In a 16-state study released in April, 2010, the Workers Compensation Research Institute (WCRI) found Florida’s drug claims were 38 percent above average. It also found that workers were getting more drugs than those in other states, especially painkillers and muscle-relaxers that can be abused.
The main reason for the higher prescription costs in Florida, WCRI says, was that some physicians wrote prescriptions and dispensed the prescribed medications directly to their patients. When physicians dispensed prescription drugs, they often were paid much more than pharmacies for the same prescription.
The truth in Florida is that Automated Healthcare Solutions (AHS), a Miramar, Fla.-based company that provides claims management software to assist physicians in the dispensing of repackaged drugs, had given state lawmakers $3.2 million since 2002 according to the Florida Independent in a story published January 2012.
So better access to care is really just another red herring.
There's a lot of money at stake. In Florida the issue is accused of increasing system costs by $27 million per year. The average payment per claim for prescription drugs in Florida’s workers’ compensation system was $565—38 percent higher than the median of the study states, according to WCRI. The price per pill paid to Florida physician dispensers for Carisoprodol was 4 times higher than if the same prescription was filled at pharmacies in the state.

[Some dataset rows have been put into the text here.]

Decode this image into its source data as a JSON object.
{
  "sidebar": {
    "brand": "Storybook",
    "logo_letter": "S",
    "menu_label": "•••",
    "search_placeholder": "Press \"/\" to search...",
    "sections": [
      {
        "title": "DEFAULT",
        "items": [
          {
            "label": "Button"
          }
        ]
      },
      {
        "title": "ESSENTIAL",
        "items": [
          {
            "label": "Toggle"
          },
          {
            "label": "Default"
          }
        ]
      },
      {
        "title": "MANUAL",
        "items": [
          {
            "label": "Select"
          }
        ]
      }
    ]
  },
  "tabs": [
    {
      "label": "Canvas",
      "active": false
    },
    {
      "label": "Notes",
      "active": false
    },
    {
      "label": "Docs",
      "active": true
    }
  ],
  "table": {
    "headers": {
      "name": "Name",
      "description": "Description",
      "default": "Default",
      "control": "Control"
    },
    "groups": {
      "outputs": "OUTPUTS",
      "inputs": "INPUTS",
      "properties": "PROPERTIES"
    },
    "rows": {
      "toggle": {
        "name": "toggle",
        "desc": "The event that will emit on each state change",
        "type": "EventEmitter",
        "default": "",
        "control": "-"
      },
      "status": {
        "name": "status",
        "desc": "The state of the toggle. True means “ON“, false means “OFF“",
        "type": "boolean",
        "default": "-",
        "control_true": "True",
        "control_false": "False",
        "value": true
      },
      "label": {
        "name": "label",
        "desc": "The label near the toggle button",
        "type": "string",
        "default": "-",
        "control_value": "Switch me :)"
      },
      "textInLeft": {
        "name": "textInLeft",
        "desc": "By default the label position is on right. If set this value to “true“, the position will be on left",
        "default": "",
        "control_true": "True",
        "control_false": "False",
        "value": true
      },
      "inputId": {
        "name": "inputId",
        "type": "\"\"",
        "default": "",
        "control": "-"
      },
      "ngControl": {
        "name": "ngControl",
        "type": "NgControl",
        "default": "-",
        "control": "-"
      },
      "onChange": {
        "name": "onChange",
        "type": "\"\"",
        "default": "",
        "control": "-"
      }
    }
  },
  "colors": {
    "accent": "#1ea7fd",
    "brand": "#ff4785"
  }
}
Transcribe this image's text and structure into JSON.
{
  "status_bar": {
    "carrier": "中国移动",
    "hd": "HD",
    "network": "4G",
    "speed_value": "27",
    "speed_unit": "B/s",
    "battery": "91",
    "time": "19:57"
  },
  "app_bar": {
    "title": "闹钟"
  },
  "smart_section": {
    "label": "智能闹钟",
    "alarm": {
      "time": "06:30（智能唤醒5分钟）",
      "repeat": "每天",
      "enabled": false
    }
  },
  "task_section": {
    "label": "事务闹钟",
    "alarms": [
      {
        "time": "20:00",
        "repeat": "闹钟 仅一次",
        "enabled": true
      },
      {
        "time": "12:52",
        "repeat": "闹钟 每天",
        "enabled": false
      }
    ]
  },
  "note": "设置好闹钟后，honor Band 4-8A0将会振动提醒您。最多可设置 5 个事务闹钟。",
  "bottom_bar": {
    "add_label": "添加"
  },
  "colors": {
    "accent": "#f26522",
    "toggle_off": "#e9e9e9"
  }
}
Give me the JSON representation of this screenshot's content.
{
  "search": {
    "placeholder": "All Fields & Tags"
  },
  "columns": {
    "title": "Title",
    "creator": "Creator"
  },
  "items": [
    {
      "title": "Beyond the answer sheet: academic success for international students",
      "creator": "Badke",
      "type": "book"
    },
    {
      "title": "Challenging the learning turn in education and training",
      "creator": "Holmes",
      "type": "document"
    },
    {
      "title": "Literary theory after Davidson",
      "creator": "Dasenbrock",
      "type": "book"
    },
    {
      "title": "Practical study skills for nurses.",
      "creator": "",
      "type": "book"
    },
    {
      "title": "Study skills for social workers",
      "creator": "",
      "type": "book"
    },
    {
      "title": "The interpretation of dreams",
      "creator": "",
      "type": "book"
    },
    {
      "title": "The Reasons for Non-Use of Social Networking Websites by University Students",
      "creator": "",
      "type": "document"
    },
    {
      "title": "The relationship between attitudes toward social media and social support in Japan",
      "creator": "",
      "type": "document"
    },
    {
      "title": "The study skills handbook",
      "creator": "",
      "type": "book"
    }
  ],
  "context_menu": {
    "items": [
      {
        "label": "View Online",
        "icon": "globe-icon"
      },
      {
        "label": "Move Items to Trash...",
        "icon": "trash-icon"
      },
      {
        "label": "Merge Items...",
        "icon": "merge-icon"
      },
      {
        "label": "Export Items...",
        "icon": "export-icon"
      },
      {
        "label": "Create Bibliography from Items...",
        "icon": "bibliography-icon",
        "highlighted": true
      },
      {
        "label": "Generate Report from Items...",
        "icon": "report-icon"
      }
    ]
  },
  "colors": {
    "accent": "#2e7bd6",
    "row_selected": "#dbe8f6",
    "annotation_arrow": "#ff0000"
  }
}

I bag on California quite a bit because often I feel that my home state doesn't live up to its potential. But at least with regards to this issue, California leads the nation. WCRI shows the percentage of prescription payments for physician-dispensed drugs increased in 16 of 17 states studied between 2008 and 2011, with California being the only state in which the percentage decreased.
The California Division of Workers' Compensation adopted a regulation in 2007 that capped the price of repackaged drugs.
Much is made about this issue being a cost driver. But in my estimation, costs aren't what really rankles people's emotions on this topic.
What gets people upset, as in many areas of life, is someone taking unfair advantage of a system - using loopholes in the law to generate revenue at the expense of the social good.
In other words, people just don't like cheats.